The app is live at defaultFinder.
The aim of this project is allow kiva lender or kiva organization to predict potential default loans to save money using machine learning. Using cost benifit matrix and profit curve, translate machine learning to business impact.
You'll need a few things to run the script. This was built using Python 2.7
- Download the JSON data snapshot from kiva: http://s3.kiva.org/snapshots/kiva_ds_json.zip
- Checkout the code: 'git clone git://github.com/kush99993s/defaultfinder'
- cd predict-kiva && pip install -r requirements.txt
-
Average Loan Value at KIVA: $ 416
-
Average Interest Rate for microloans: 36%
-
Best model is gradient boosting classifier with recall rate of 0.8.
-
Cost benefit matrix:
True Positive: 575
- Benefit associated with predicting default loan as default
- Benefit: Loan + Interest
False Negative: 607
- Cost associated with predicting default loan as non-default
- Cost: Loan + Interest + churn of lander (Assume 10%)
False Positive : 0
- Cost associated with predicting non-default loan as default
- Since, number of borrower are higher than number of landers. There will not be negative impact classifying some non default loan as default loan
True Negative: 0
- Benefit associated with predicting non-default loan as non-default loan
- Benefit will not increase.
Using this cost benefit matrix, I compute profit cure, which shows that there will be maximum profit of $ 3.32 per loan.

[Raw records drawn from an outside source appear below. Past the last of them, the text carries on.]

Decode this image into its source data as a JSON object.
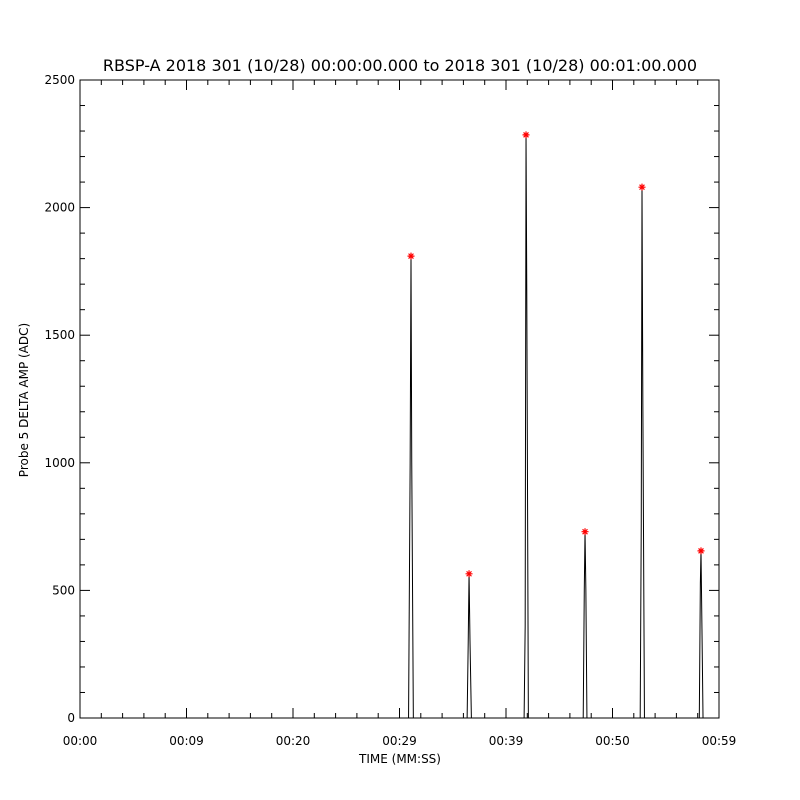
{
  "chart_data": {
    "type": "line",
    "title": "RBSP-A 2018 301 (10/28) 00:00:00.000 to 2018 301 (10/28) 00:01:00.000",
    "x_label": "TIME (MM:SS)",
    "y_label": "Probe 5 DELTA AMP (ADC)",
    "xlim": [
      0,
      60
    ],
    "xticks": [
      {
        "value": 0,
        "label": "00:00"
      },
      {
        "value": 10,
        "label": "00:09"
      },
      {
        "value": 20,
        "label": "00:20"
      },
      {
        "value": 30,
        "label": "00:29"
      },
      {
        "value": 40,
        "label": "00:39"
      },
      {
        "value": 50,
        "label": "00:50"
      },
      {
        "value": 60,
        "label": "00:59"
      }
    ],
    "ylim": [
      0,
      2500
    ],
    "yticks": [
      0,
      500,
      1000,
      1500,
      2000,
      2500
    ],
    "minor_divisions": 5,
    "series": [
      {
        "color": "#000000",
        "x": [
          0,
          30.85,
          31.0,
          31.08,
          31.15,
          31.3,
          36.35,
          36.45,
          36.53,
          36.62,
          36.75,
          41.7,
          41.8,
          41.88,
          41.95,
          42.1,
          47.25,
          47.35,
          47.42,
          47.5,
          47.6,
          52.6,
          52.7,
          52.77,
          52.85,
          53.0,
          58.15,
          58.25,
          58.31,
          58.4,
          58.5,
          60
        ],
        "values": [
          0,
          0,
          1000,
          1810,
          1000,
          0,
          0,
          290,
          565,
          300,
          0,
          0,
          360,
          2285,
          1680,
          0,
          0,
          500,
          730,
          500,
          0,
          0,
          760,
          2080,
          1230,
          0,
          0,
          530,
          655,
          350,
          0,
          0
        ]
      },
      {
        "color": "#ff0000",
        "marker": "*",
        "x": [
          31.08,
          36.53,
          41.88,
          47.42,
          52.77,
          58.31
        ],
        "values": [
          1810,
          565,
          2285,
          730,
          2080,
          655
        ]
      }
    ]
  }
}
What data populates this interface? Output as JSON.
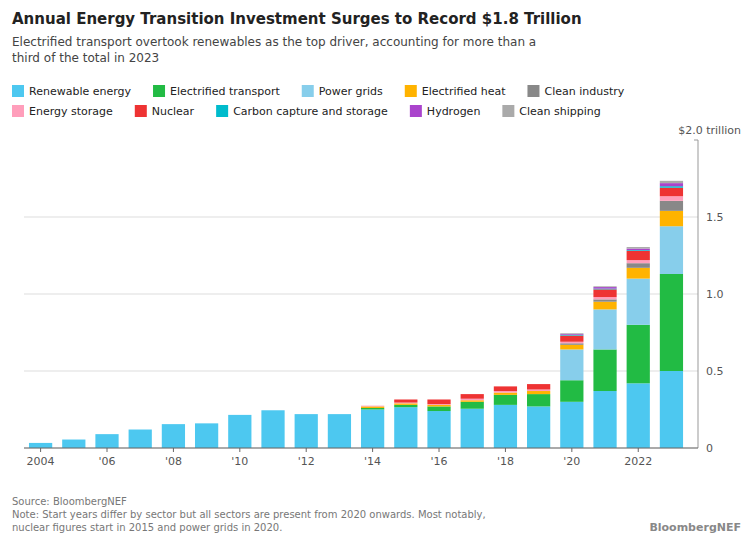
{
  "chart_data": {
    "type": "bar",
    "stacked": true,
    "title": "Annual Energy Transition Investment Surges to Record $1.8 Trillion",
    "subtitle": "Electrified transport overtook renewables as the top driver, accounting for more than a\nthird of the total in 2023",
    "ylabel": "$2.0 trillion",
    "annotations": [
      "Source: BloombergNEF\nNote: Start years differ by sector but all sectors are present from 2020 onwards. Most notably,\nnuclear figures start in 2015 and power grids in 2020.",
      "BloombergNEF"
    ],
    "x": [
      2004,
      2005,
      2006,
      2007,
      2008,
      2009,
      2010,
      2011,
      2012,
      2013,
      2014,
      2015,
      2016,
      2017,
      2018,
      2019,
      2020,
      2021,
      2022,
      2023
    ],
    "xlim": [
      2003.5,
      2023.8
    ],
    "xticks": [
      2004,
      {
        "value": 2006,
        "label": "'06"
      },
      {
        "value": 2008,
        "label": "'08"
      },
      {
        "value": 2010,
        "label": "'10"
      },
      {
        "value": 2012,
        "label": "'12"
      },
      {
        "value": 2014,
        "label": "'14"
      },
      {
        "value": 2016,
        "label": "'16"
      },
      {
        "value": 2018,
        "label": "'18"
      },
      {
        "value": 2020,
        "label": "'20"
      },
      2022
    ],
    "ylim": [
      0,
      2.0
    ],
    "yticks": [
      0,
      0.5,
      {
        "value": 1.0,
        "label": "1.0"
      },
      1.5
    ],
    "grid": true,
    "legend": "top",
    "series": [
      {
        "name": "Renewable energy",
        "color": "#4DC8F0",
        "values": [
          0.033,
          0.055,
          0.09,
          0.12,
          0.155,
          0.16,
          0.215,
          0.245,
          0.22,
          0.22,
          0.25,
          0.265,
          0.24,
          0.255,
          0.28,
          0.27,
          0.3,
          0.37,
          0.42,
          0.5
        ]
      },
      {
        "name": "Electrified transport",
        "color": "#22BB44",
        "values": [
          0,
          0,
          0,
          0,
          0,
          0,
          0,
          0,
          0,
          0,
          0.01,
          0.015,
          0.03,
          0.045,
          0.065,
          0.08,
          0.14,
          0.27,
          0.38,
          0.63
        ]
      },
      {
        "name": "Power grids",
        "color": "#87CEEB",
        "values": [
          0,
          0,
          0,
          0,
          0,
          0,
          0,
          0,
          0,
          0,
          0,
          0,
          0,
          0,
          0,
          0,
          0.2,
          0.26,
          0.3,
          0.31
        ]
      },
      {
        "name": "Electrified heat",
        "color": "#FFB300",
        "values": [
          0,
          0,
          0,
          0,
          0,
          0,
          0,
          0,
          0,
          0,
          0.01,
          0.01,
          0.01,
          0.01,
          0.015,
          0.02,
          0.03,
          0.05,
          0.07,
          0.1
        ]
      },
      {
        "name": "Clean industry",
        "color": "#888888",
        "values": [
          0,
          0,
          0,
          0,
          0,
          0,
          0,
          0,
          0,
          0,
          0,
          0,
          0,
          0,
          0,
          0,
          0.01,
          0.015,
          0.03,
          0.065
        ]
      },
      {
        "name": "Energy storage",
        "color": "#FF9EBB",
        "values": [
          0,
          0,
          0,
          0,
          0,
          0,
          0,
          0,
          0,
          0,
          0.005,
          0.005,
          0.005,
          0.01,
          0.01,
          0.01,
          0.01,
          0.015,
          0.02,
          0.03
        ]
      },
      {
        "name": "Nuclear",
        "color": "#EE3333",
        "values": [
          0,
          0,
          0,
          0,
          0,
          0,
          0,
          0,
          0,
          0,
          0,
          0.02,
          0.03,
          0.03,
          0.03,
          0.035,
          0.04,
          0.05,
          0.06,
          0.055
        ]
      },
      {
        "name": "Carbon capture and storage",
        "color": "#00BBCC",
        "values": [
          0,
          0,
          0,
          0,
          0,
          0,
          0,
          0,
          0,
          0,
          0,
          0,
          0,
          0,
          0,
          0,
          0.005,
          0.005,
          0.005,
          0.01
        ]
      },
      {
        "name": "Hydrogen",
        "color": "#AA44CC",
        "values": [
          0,
          0,
          0,
          0,
          0,
          0,
          0,
          0,
          0,
          0,
          0,
          0,
          0,
          0,
          0,
          0,
          0.005,
          0.01,
          0.01,
          0.02
        ]
      },
      {
        "name": "Clean shipping",
        "color": "#AAAAAA",
        "values": [
          0,
          0,
          0,
          0,
          0,
          0,
          0,
          0,
          0,
          0,
          0,
          0,
          0,
          0,
          0,
          0,
          0.005,
          0.005,
          0.01,
          0.015
        ]
      }
    ]
  }
}
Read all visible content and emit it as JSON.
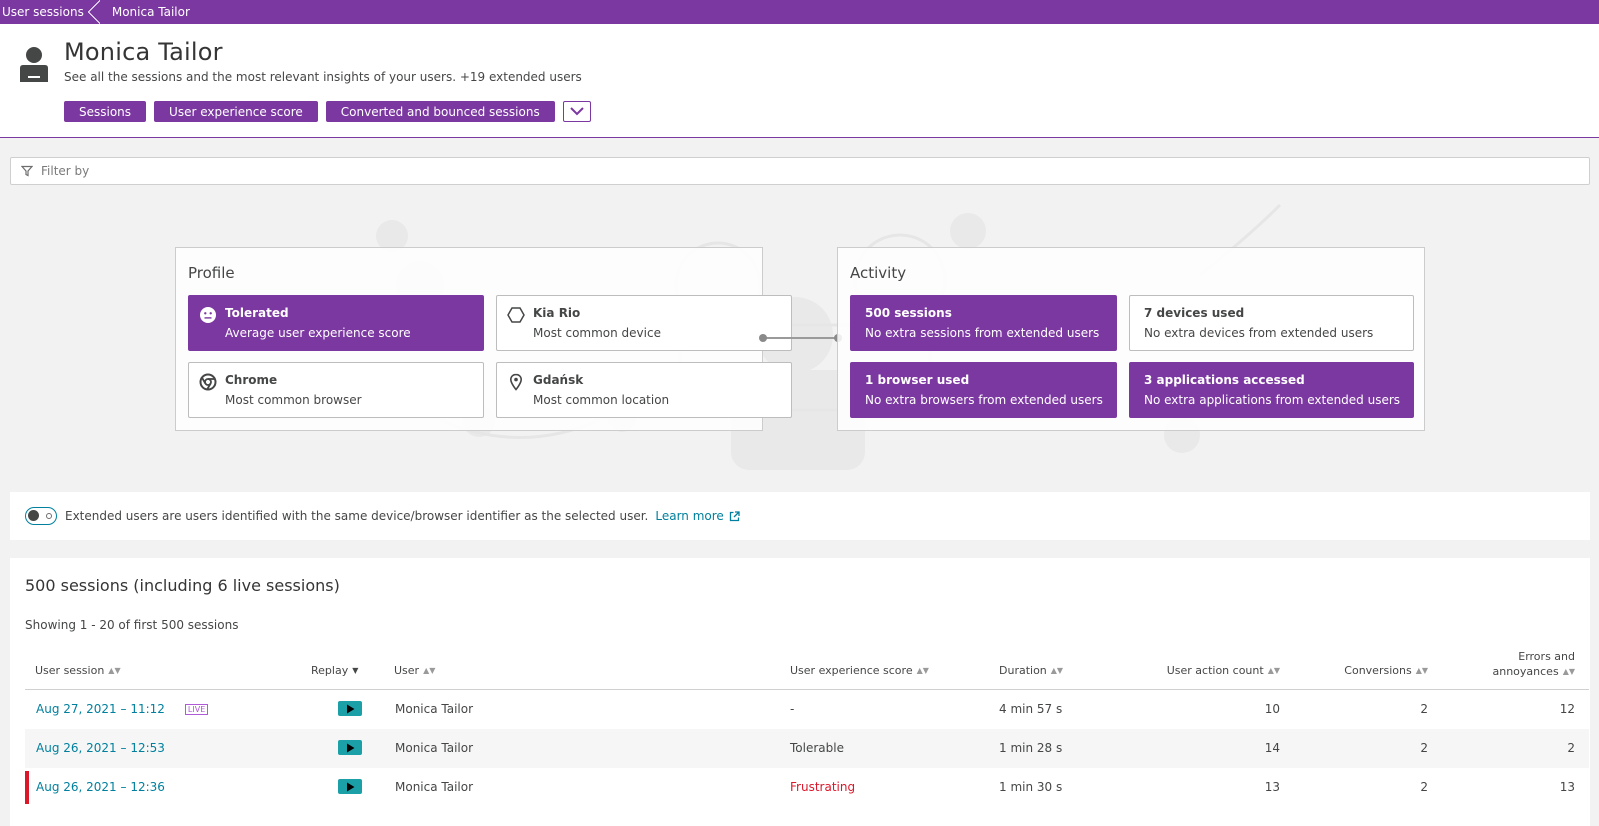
{
  "breadcrumb": {
    "items": [
      "User sessions",
      "Monica Tailor"
    ]
  },
  "header": {
    "title": "Monica Tailor",
    "subtitle": "See all the sessions and the most relevant insights of your users. +19 extended users",
    "chips": [
      "Sessions",
      "User experience score",
      "Converted and bounced sessions"
    ]
  },
  "filter": {
    "placeholder": "Filter by"
  },
  "profile": {
    "title": "Profile",
    "tiles": [
      {
        "main": "Tolerated",
        "sub": "Average user experience score",
        "icon": "neutral-face-icon"
      },
      {
        "main": "Kia Rio",
        "sub": "Most common device",
        "icon": "hexagon-device-icon"
      },
      {
        "main": "Chrome",
        "sub": "Most common browser",
        "icon": "chrome-icon"
      },
      {
        "main": "Gdańsk",
        "sub": "Most common location",
        "icon": "location-pin-icon"
      }
    ]
  },
  "activity": {
    "title": "Activity",
    "tiles": [
      {
        "main": "500 sessions",
        "sub": "No extra sessions from extended users"
      },
      {
        "main": "7 devices used",
        "sub": "No extra devices from extended users"
      },
      {
        "main": "1 browser used",
        "sub": "No extra browsers from extended users"
      },
      {
        "main": "3 applications accessed",
        "sub": "No extra applications from extended users"
      }
    ]
  },
  "extended": {
    "text": "Extended users are users identified with the same device/browser identifier as the selected user.",
    "learn_more": "Learn more"
  },
  "sessions": {
    "title": "500 sessions (including 6 live sessions)",
    "showing": "Showing 1 - 20 of first 500 sessions",
    "columns": {
      "user_session": "User session",
      "replay": "Replay",
      "user": "User",
      "ux_score": "User experience score",
      "duration": "Duration",
      "action_count": "User action count",
      "conversions": "Conversions",
      "errors_1": "Errors and",
      "errors_2": "annoyances"
    },
    "live_badge": "LIVE",
    "rows": [
      {
        "session": "Aug 27, 2021  –  11:12",
        "user": "Monica Tailor",
        "ux": "-",
        "duration": "4 min 57 s",
        "actions": "10",
        "conversions": "2",
        "errors": "12"
      },
      {
        "session": "Aug 26, 2021  –  12:53",
        "user": "Monica Tailor",
        "ux": "Tolerable",
        "duration": "1 min 28 s",
        "actions": "14",
        "conversions": "2",
        "errors": "2"
      },
      {
        "session": "Aug 26, 2021  –  12:36",
        "user": "Monica Tailor",
        "ux": "Frustrating",
        "duration": "1 min 30 s",
        "actions": "13",
        "conversions": "2",
        "errors": "13"
      }
    ]
  },
  "colors": {
    "accent": "#7c38a1",
    "link": "#00809e",
    "replay": "#1ba0a8",
    "frustrating": "#dc172a"
  }
}
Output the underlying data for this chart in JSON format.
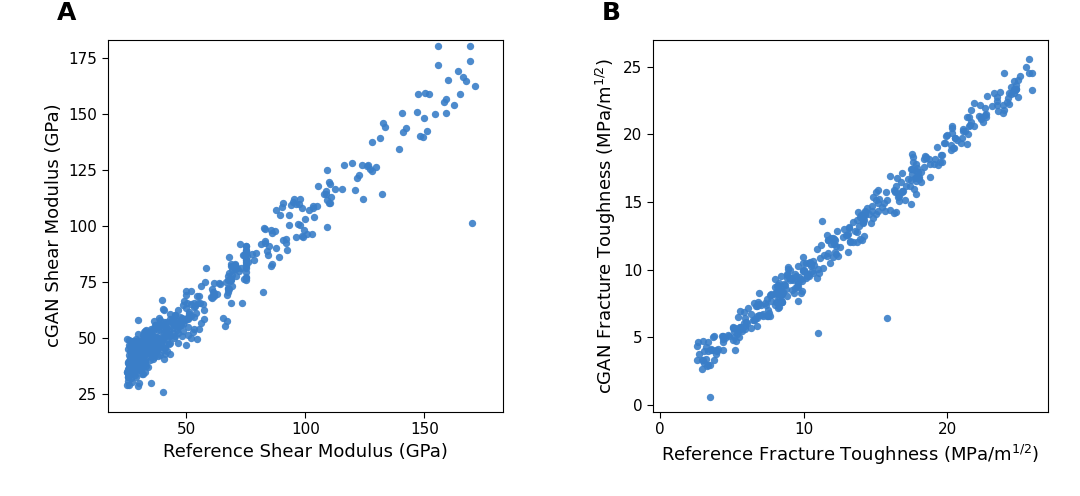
{
  "panel_A": {
    "label": "A",
    "xlabel": "Reference Shear Modulus (GPa)",
    "ylabel": "cGAN Shear Modulus (GPa)",
    "xlim": [
      17,
      183
    ],
    "ylim": [
      17,
      183
    ],
    "xticks": [
      50,
      100,
      150
    ],
    "yticks": [
      25,
      50,
      75,
      100,
      125,
      150,
      175
    ],
    "scatter_color": "#3a7ec8",
    "marker_size": 28,
    "alpha": 0.9
  },
  "panel_B": {
    "label": "B",
    "xlabel": "Reference Fracture Toughness (MPa/m$^{1/2}$)",
    "ylabel": "cGAN Fracture Toughness (MPa/m$^{1/2}$)",
    "xlim": [
      -0.5,
      27
    ],
    "ylim": [
      -0.5,
      27
    ],
    "xticks": [
      0,
      10,
      20
    ],
    "yticks": [
      0,
      5,
      10,
      15,
      20,
      25
    ],
    "scatter_color": "#3a7ec8",
    "marker_size": 28,
    "alpha": 0.9
  },
  "fig_width": 10.8,
  "fig_height": 4.96,
  "background_color": "#ffffff",
  "label_fontsize": 13,
  "tick_fontsize": 11,
  "panel_label_fontsize": 18
}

Number of Loans are nine hundred thousand. Therefore, total profit is around 3 million dollar.
More than 97% loans are non-default loans. Therefore, It is difficult to use accuracy as matrix to evaluate model. In order to evalute model, we use recall rate (proportion of default loans which are correctly identified as such
All data is in string forment. Therefore, it is required to transform into numbner for modeling.
Using above evalution method, we found that a gradient boosting classifier is best model.
Once best model is selected, we need to develop cost benefit matrix to translate machine learning model to business aspect. Example of cost benefit matrix & profit curve is show above.
Using cost benefit matrix, develop profit curves. Find maximum possible profit from profit curves.
Geo location and partners are most critical features predicting default loans. There are some cases where few loans given through some partners therefore, it will not good model for predicting loans given borrower through partner. There are few borrowers from some country, therefore, it will be difficult to predict for that country.
- KIVA API -> JSON
- clean data, input missing value into data
- transform data in numerical value
- split data into training and testing for cross validation
- trained multiple models on 500k loans
- predict status of loans on 300k loans from test data set
- using cross validation, compute model performance and select best model
- build cost benefit matrix, and profit curve
- compute profit for kiva
- sklearn
- numpy
- pandas
- javascript
- mapbox